Wednesday: in which post X3 Hank and Mystique meet. In light of their newly revealed First Class backstories and one of the main X3 storylines, this is a fascinating set-up, and the author delivers intensely well.
Iterations: uses First Class backstory for a trilogy setting as well, and weaves a fascinating web of what movieverse Jason Stryker, given his powers and his parents, might have been doing when walking through Xavier's mind.

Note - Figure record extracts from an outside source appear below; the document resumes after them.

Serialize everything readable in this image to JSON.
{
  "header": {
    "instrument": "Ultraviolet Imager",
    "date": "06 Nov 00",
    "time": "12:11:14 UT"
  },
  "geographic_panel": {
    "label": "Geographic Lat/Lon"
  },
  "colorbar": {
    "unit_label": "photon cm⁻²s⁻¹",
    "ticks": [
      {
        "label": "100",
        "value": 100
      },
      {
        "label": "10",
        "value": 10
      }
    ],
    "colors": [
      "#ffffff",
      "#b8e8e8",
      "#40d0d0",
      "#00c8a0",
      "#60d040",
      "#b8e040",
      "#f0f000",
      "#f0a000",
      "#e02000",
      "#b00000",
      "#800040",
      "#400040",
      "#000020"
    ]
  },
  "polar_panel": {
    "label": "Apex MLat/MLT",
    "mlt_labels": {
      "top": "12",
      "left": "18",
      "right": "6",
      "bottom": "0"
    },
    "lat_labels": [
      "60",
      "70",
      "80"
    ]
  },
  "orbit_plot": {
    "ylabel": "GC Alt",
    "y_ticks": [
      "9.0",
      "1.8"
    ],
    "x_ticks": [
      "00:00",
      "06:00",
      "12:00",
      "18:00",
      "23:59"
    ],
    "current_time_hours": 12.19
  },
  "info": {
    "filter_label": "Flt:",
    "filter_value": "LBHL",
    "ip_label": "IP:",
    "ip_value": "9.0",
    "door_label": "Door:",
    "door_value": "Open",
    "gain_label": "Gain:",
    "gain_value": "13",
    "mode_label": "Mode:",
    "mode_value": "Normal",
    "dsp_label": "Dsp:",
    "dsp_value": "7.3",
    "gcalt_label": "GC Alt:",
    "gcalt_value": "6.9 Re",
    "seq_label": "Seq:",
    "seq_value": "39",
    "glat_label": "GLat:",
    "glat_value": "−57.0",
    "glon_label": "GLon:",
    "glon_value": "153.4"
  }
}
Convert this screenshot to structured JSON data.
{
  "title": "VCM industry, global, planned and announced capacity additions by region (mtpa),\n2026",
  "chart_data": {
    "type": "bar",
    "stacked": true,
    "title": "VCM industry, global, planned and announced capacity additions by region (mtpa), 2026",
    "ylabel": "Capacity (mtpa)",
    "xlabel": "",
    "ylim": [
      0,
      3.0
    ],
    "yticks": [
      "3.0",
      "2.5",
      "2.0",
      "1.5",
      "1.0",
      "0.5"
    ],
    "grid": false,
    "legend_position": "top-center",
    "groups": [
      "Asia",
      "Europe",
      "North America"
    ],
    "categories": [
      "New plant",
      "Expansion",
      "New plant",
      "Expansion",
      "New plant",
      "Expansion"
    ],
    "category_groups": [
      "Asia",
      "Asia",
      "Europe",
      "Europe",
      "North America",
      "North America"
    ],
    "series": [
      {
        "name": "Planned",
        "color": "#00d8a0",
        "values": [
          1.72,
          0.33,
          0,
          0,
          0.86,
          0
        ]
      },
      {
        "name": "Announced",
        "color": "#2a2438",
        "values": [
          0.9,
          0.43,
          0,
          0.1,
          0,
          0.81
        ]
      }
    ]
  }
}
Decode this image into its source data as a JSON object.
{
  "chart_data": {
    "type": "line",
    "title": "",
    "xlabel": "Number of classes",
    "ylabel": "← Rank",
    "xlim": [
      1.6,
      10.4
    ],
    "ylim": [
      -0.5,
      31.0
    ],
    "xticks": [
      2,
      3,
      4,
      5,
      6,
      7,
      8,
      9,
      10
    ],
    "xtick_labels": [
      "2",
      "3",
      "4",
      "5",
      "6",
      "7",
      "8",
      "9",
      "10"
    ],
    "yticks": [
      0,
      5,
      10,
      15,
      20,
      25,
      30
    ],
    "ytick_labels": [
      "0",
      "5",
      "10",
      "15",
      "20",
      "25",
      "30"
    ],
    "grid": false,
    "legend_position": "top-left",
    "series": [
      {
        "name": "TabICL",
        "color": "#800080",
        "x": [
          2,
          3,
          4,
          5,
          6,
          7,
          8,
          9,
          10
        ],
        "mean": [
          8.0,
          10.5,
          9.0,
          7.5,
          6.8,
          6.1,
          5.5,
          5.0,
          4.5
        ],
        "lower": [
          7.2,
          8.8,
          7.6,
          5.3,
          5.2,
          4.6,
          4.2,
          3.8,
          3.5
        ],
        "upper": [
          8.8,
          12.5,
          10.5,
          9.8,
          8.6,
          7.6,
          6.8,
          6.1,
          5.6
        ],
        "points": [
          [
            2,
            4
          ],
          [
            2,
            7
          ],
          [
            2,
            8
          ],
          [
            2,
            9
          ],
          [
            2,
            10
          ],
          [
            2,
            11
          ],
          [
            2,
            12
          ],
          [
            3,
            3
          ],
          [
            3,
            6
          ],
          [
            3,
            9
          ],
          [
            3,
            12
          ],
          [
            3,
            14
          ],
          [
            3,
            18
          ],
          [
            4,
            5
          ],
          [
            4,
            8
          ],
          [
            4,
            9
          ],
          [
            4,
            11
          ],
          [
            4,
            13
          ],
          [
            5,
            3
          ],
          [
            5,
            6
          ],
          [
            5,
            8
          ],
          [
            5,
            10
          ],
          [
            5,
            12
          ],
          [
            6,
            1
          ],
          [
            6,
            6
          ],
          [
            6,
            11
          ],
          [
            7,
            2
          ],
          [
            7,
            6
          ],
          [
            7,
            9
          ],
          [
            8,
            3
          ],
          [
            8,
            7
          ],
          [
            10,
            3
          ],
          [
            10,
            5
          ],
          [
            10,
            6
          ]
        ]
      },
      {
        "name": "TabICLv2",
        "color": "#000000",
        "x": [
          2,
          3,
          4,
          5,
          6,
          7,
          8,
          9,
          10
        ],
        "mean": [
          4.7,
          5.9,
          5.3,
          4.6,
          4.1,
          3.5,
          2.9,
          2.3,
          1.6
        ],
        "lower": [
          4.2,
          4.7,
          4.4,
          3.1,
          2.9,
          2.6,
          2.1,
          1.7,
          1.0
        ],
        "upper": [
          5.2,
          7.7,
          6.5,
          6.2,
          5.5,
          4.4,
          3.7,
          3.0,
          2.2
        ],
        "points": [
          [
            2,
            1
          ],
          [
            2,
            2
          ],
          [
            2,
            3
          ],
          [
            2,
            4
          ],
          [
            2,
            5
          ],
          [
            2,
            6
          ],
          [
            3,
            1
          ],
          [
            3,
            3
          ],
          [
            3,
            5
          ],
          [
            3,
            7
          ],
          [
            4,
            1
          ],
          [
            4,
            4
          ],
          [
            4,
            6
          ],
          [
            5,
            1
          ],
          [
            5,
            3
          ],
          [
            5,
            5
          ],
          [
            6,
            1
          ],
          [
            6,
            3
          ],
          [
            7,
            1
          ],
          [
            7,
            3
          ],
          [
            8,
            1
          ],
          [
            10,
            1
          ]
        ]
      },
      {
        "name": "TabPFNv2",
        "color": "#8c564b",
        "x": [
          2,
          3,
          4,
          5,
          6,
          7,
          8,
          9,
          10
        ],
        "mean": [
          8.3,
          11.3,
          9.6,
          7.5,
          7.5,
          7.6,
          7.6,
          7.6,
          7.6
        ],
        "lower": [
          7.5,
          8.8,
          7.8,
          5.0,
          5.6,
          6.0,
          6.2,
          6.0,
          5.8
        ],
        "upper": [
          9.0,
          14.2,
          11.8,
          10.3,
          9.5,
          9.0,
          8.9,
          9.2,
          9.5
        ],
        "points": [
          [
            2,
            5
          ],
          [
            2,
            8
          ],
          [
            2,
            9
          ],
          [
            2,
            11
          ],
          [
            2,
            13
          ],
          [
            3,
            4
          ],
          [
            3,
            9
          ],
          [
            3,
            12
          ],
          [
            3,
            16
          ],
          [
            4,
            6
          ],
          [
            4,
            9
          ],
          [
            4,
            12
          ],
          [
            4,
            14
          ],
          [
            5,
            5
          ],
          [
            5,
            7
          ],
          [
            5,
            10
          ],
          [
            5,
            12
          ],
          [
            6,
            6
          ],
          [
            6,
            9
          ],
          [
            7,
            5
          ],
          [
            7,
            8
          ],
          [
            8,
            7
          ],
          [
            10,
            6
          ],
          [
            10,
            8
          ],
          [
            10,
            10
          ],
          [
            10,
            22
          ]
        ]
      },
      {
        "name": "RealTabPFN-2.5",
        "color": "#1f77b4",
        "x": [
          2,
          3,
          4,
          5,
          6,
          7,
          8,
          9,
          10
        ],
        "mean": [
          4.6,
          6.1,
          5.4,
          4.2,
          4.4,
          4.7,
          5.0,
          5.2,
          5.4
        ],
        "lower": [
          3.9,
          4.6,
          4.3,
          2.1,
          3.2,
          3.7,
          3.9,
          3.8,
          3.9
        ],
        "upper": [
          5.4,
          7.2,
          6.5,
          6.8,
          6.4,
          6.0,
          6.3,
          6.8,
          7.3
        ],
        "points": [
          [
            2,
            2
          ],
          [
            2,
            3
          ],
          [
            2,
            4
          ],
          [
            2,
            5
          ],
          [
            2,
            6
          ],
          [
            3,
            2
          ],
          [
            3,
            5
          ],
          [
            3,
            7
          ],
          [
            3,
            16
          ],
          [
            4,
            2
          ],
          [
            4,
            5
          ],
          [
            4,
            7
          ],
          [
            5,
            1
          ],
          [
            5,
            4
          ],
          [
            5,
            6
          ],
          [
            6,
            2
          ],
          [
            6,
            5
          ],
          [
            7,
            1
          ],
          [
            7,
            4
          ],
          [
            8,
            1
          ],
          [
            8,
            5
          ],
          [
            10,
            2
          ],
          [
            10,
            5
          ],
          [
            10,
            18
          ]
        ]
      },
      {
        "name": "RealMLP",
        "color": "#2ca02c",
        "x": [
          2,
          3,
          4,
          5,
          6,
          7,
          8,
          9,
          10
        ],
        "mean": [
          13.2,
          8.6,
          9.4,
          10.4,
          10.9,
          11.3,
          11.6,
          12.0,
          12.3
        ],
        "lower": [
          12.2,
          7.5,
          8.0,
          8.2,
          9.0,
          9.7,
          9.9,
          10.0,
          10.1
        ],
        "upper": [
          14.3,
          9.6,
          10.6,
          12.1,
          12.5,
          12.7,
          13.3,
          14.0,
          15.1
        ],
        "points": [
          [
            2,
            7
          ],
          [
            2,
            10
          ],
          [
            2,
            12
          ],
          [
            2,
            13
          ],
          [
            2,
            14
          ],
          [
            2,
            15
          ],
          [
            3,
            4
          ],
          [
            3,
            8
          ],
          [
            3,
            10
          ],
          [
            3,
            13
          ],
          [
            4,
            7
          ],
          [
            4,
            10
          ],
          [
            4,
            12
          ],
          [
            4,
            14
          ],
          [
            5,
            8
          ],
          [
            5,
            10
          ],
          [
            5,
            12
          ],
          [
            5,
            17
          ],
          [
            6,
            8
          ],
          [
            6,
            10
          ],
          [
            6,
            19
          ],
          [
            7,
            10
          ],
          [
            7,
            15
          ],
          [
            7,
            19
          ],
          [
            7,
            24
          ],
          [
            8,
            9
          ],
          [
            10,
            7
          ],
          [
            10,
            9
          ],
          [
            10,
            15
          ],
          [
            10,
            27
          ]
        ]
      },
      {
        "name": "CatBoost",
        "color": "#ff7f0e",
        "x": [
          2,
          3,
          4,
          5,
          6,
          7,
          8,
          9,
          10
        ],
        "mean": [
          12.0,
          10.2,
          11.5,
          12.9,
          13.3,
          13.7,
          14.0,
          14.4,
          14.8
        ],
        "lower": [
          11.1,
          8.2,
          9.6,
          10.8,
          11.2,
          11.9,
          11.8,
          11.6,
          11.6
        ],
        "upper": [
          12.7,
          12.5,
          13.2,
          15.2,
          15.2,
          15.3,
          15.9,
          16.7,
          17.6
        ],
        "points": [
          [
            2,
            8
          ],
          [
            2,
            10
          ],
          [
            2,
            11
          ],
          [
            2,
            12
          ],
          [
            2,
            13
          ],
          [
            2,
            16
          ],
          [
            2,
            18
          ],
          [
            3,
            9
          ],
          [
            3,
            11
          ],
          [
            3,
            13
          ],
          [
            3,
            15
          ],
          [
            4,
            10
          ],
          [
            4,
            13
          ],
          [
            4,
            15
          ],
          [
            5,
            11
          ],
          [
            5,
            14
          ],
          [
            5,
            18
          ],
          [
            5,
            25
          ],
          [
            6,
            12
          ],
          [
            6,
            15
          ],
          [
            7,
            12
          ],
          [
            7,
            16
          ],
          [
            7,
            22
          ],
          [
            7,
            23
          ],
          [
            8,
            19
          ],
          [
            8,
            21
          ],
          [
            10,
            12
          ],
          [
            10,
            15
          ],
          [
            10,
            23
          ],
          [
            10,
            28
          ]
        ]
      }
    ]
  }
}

My own story was an X-Men/Alias (that's Alias the comic series, not Alias the show) crossover which I hoped would work on people only familiar with X-Men movieverse canon as well. The prompt was to bring Jessica Jones from Alias into the X-Men movieverse. Now Jessica is such a marvelous, no pun intended, character that I couldn't resist: a female noir detective (i.e. drinks too much, has a cynical wit and the requisite tragedy in her past which noir detectives tend to have, as well as a temper and all quips aside very firm ideas about justice) in the Marvelverse. Her original comic series is also narrated in the first person, and she has a very distinct voice, so I was somewhat nervous whether I could capture it, but once I had hit about what she would actually do in the X-Men movieverse I had no problem "hearing" her.
At first I had some vague ideas about Mystique masquarading as Rogue's mother (in a nod to their comicverse relationship) and hiring Jessica to track her down, and that this would be how the Brotherhood found Marie at the start of X1, with Jessica then realising she'd been had, and it would also include Marie's real parents, whom we see at the start of X1 and never hear from again. But not only did this bear some suspicious resemblance to an actual Alias plot line but it became overly complicated. However, the person from the X-Men movieverse I wanted Jessica to interact with most was definitely Mystique. So I went back to square one, thought about Jessica's backstory (she used to be a superhero, after the obligatory radiation accident, and then quit for reasons spoilery to a crucial Alias revelation before turning into a private eye), and suddenly I knew how and why she and Mystique would first meet, and what their big confrontation later would be about. There was one more thing to figure out - how to avoid any mention of the Avengers, because I didn't want to be literally Jossed next year, but in the end it wasn't that hard. Also, one bit of Jessica's backstory was very useful: she really did have a brief but important encounter with Jean Grey. There was no reason why movieverse Jean shouldn't have done the same thing comicverse Jean had, and it proved to be handy as a plot element. I was set and ready to write my noir detective in the X-Men movieverse tale, and only fighting the temptation to call it Devil in the Blue Dress. :) (Since Mystique is masquerading first as Henry Gyrich and then as Senator Robert Kelly, it wouldn't really fit.) So it became Carry That Weight.